I want to add to the question you posed. So, with the established church as the context, I'd love to hear feedback on which items from this list of leadership wisdom have the greatest potential for church culture transformation? And second to that is the question of where within the church should the locus of change begin for permeating and lasting change? The pastor? A small group of passionate individuals outside of the leadership? Both?

The list is the relatively easy part...but determining (agreeing on) the place to start and starting are two much more difficult tasks it seems. Or do we just make them difficult by seeing the traffic jam and not the destination? One simple, possible, immediate "Yes!" at a time, I guess.  

Hi Steve,

Thanks for the encouragement! You're absolutely right about there being scriptural examples of 'leadership development' that can speak into the formation of a spiraling process. And I am looking forward to diving deeper into those examples to see what Truth we can take from them for today's context. It's going to be a slow and steady study that will, hopefully, also include gleaning stories from those who have been 'developed' through a similar spiraling process and lots of general conversations about the realities of leadership development in our churches. 

I won't get very far on this adventure without the support of interested parties joining the conversation, so please feel warmly welcomed into a continuing dialog. As this is an 'on the side' endeavour, I try to limit my Network time to Thursdays and Fridays, so if you don't get a response, I'm not ignoring you. 


My favourite (and least favourite!) part about the new Network is how easy it is to lose several hours just moving from one post to another of really relevant ministry stuff...almost no matter who you are. This stuff affects and effects us all! Thanks for all the hard work.

Ooo, Christy, thanks for your post! As a Praise & Worship Band instructor at our local Christian high school, these questions just ring out as wonderful ones to get my students thinking critically about instrumentation. The development of a pyramid, or other helpful tool to assist leaders in making these tough choices would be a great Independent Study Project. 

For myself, while I have not stopped to formally articulate a set of prioritizing questions/principals, I think that practically I do function with a few. As I poke around a bit to explore what those guiding ideas may be, I am becoming aware that I take a pretty 'big picture' view and then narrow the focus as the bigger questions get answered- kind of like that marble that spins around and around getting closer to the hole each time and then disappears. 

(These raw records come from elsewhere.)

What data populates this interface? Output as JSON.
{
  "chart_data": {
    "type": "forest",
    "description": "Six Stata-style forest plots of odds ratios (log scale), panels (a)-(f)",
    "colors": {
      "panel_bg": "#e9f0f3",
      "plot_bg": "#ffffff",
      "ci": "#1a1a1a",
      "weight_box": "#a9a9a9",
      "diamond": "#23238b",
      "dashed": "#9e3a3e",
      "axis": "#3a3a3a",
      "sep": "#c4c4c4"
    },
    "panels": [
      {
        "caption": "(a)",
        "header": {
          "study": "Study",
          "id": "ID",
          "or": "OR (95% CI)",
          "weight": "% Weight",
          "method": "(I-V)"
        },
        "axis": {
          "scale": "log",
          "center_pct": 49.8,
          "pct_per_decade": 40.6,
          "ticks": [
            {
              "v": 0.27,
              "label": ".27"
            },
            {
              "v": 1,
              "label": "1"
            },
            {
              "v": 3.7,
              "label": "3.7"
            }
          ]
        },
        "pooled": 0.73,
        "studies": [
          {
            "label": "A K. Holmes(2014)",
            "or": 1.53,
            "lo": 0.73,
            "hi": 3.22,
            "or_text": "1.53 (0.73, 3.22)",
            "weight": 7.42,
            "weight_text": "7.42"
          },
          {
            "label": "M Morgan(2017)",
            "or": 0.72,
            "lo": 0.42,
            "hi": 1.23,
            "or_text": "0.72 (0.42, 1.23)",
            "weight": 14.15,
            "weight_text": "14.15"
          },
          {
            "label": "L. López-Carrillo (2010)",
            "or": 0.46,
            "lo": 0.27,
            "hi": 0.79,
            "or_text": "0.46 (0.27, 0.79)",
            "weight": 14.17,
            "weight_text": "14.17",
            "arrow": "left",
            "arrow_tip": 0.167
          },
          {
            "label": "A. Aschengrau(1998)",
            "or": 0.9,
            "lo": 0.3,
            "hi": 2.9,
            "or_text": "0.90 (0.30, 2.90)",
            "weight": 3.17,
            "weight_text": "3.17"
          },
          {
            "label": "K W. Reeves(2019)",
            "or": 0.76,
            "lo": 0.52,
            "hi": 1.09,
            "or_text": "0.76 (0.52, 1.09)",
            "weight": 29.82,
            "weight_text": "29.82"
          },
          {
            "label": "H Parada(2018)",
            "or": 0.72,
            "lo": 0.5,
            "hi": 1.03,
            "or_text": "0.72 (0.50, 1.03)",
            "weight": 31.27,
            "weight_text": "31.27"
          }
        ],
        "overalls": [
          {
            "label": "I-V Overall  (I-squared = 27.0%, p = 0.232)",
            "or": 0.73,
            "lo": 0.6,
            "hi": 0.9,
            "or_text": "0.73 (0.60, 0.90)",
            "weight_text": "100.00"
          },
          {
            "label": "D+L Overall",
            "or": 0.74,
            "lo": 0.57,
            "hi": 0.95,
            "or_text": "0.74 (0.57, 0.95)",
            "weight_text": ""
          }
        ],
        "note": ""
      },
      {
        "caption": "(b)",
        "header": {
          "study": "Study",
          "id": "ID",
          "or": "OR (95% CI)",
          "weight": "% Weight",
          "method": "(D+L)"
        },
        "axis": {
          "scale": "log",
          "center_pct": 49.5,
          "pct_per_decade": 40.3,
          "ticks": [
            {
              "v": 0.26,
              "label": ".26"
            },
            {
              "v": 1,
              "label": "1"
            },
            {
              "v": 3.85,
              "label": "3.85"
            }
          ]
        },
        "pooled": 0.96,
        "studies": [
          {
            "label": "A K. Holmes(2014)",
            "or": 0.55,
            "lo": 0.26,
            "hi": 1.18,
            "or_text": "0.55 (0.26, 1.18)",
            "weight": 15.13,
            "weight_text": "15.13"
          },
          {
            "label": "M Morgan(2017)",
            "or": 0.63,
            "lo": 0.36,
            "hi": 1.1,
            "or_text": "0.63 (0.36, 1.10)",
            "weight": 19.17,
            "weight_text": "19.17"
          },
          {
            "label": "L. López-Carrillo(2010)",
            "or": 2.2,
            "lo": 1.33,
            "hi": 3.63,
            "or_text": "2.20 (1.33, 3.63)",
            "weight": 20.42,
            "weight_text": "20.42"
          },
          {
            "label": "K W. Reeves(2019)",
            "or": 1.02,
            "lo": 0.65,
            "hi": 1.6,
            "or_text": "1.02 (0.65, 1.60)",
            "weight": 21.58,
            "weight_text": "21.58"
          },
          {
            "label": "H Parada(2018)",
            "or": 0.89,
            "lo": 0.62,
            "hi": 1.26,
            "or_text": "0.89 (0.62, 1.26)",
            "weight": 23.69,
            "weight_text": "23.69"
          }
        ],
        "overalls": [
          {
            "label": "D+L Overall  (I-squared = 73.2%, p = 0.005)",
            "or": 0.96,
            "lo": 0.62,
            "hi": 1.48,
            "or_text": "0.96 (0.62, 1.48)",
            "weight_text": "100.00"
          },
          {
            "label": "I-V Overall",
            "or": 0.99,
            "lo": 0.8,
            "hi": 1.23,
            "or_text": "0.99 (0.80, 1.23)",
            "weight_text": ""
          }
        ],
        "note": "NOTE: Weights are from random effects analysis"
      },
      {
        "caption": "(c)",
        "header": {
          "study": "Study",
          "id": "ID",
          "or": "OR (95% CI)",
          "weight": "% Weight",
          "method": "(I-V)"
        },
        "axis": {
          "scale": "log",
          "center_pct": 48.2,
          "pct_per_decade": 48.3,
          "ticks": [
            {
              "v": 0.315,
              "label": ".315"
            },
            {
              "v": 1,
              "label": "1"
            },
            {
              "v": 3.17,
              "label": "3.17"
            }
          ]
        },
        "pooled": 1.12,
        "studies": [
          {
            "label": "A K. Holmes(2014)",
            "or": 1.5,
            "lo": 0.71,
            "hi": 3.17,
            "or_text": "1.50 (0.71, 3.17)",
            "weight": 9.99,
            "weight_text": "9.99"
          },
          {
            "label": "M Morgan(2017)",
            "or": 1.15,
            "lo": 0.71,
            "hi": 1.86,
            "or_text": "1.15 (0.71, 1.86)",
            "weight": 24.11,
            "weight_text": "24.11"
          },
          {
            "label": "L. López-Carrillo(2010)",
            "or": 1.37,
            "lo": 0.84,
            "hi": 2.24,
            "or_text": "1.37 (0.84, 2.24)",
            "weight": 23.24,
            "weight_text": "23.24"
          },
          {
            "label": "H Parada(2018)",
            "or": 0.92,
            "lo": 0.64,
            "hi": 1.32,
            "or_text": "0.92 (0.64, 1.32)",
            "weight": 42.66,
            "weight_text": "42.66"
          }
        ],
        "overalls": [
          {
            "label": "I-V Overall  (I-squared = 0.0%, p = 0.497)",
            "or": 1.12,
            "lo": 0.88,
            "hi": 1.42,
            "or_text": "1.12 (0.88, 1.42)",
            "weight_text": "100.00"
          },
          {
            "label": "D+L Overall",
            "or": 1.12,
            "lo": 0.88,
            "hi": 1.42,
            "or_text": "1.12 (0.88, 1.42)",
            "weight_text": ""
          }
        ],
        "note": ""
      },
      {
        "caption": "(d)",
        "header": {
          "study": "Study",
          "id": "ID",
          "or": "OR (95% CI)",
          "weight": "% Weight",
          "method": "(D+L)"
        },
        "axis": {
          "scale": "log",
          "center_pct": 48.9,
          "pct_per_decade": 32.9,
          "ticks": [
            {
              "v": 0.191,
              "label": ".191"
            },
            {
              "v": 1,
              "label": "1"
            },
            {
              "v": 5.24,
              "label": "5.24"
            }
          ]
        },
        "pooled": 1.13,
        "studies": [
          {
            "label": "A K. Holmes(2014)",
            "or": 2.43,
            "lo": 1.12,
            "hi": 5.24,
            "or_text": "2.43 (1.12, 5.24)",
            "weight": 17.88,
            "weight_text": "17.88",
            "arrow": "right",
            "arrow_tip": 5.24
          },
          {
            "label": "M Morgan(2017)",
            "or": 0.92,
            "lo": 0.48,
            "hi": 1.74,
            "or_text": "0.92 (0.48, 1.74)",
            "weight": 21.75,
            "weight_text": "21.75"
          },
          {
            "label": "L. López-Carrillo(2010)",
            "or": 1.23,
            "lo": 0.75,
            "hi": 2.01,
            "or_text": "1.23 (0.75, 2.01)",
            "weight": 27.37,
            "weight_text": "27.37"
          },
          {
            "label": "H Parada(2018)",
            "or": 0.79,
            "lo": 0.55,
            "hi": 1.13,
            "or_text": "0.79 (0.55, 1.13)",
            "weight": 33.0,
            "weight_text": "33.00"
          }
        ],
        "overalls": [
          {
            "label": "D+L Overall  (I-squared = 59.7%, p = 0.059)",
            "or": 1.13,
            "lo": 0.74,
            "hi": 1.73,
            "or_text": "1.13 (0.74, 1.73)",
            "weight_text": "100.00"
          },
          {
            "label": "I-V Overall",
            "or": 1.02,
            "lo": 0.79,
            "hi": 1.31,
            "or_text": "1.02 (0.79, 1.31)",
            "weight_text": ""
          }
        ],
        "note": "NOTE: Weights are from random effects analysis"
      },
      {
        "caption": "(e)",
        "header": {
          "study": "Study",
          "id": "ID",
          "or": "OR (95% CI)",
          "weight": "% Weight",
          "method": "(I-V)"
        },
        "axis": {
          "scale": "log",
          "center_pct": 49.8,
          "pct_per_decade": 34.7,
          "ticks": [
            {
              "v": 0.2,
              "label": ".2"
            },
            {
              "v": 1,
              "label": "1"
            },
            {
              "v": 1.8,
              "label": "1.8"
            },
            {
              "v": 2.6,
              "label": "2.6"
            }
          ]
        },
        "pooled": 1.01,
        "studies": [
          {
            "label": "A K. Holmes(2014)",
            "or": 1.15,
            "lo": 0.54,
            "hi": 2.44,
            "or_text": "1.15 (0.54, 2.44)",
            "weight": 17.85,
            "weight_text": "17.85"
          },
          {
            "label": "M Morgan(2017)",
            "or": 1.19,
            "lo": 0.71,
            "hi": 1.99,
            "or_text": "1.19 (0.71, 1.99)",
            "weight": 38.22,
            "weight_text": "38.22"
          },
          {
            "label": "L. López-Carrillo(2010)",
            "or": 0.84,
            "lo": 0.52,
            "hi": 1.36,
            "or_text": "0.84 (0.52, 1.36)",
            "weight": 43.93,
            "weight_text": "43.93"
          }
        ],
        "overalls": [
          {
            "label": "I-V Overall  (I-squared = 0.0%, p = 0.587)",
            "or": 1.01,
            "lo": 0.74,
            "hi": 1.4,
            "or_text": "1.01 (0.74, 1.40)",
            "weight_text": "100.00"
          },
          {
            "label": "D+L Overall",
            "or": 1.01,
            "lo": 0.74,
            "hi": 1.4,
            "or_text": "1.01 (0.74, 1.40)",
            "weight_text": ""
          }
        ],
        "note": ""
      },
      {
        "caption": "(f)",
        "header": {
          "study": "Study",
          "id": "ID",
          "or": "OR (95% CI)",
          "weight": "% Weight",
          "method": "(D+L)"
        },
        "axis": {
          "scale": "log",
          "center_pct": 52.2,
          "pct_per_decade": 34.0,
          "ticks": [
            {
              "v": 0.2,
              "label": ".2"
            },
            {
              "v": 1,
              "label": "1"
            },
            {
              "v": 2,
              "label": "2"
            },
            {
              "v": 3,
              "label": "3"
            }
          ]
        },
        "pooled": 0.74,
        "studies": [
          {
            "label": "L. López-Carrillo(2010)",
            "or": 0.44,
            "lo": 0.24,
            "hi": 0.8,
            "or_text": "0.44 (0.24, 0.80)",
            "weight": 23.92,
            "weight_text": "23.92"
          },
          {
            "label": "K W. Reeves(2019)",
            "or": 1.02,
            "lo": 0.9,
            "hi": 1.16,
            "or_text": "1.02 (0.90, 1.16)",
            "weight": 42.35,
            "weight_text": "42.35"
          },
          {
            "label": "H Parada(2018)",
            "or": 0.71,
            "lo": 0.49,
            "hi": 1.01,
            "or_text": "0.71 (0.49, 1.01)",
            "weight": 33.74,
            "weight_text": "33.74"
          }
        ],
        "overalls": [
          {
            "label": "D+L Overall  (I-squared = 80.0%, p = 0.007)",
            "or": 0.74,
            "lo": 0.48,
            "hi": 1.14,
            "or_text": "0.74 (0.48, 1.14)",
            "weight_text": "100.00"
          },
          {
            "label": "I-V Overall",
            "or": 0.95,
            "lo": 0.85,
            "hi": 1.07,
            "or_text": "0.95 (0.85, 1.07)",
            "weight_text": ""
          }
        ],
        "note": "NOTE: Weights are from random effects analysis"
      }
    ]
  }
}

What are we being called to do? Who are we being called to serve? How can our musical offerings be an act of love?...What musicians are available? How do the individual musicians feel called to serve at this time?...(spinning, spinning) What is the theme of the service? Given the theme and the people we are serving, which songs are available?...How familiar is this song to the congregation? What impact will losing the drum have on our ability to lead well? ...(down the hole it goes) Have I/we chosen songs and instrumentation that will allow both leading musicians and congregation members to feel invited and included as they seek to offer a 'pleasing aroma' to their Heavenly Father? 

As one moves through that kind of thinking process, I think we can avoid trying to pop the marble through the hole at the bottom, hoping it will spin its way up the vessel. What do I mean? Well, the practical realities of short timelines and long lists of responsibilities mean that we too often deal with the immediate need first: a list of songs for Sunday morning. And then we work at making those songs happen with whomever we've got. We end up having to choose in the midst of rehearsal whether to go guitar or drums, keyboard or harmony vocal, etc. Rarely fun and often leads to dissatisfaction, or 'settling'. So, when it is possible, after answering the bigger questions, I try to pick my song list based on the instrumental support I know I will have vs. fitting the musicians into the song list. I have found it a much less frustrating process that leaves both musicians and congregation members feeling more supported and freer to engage in meaningful worship.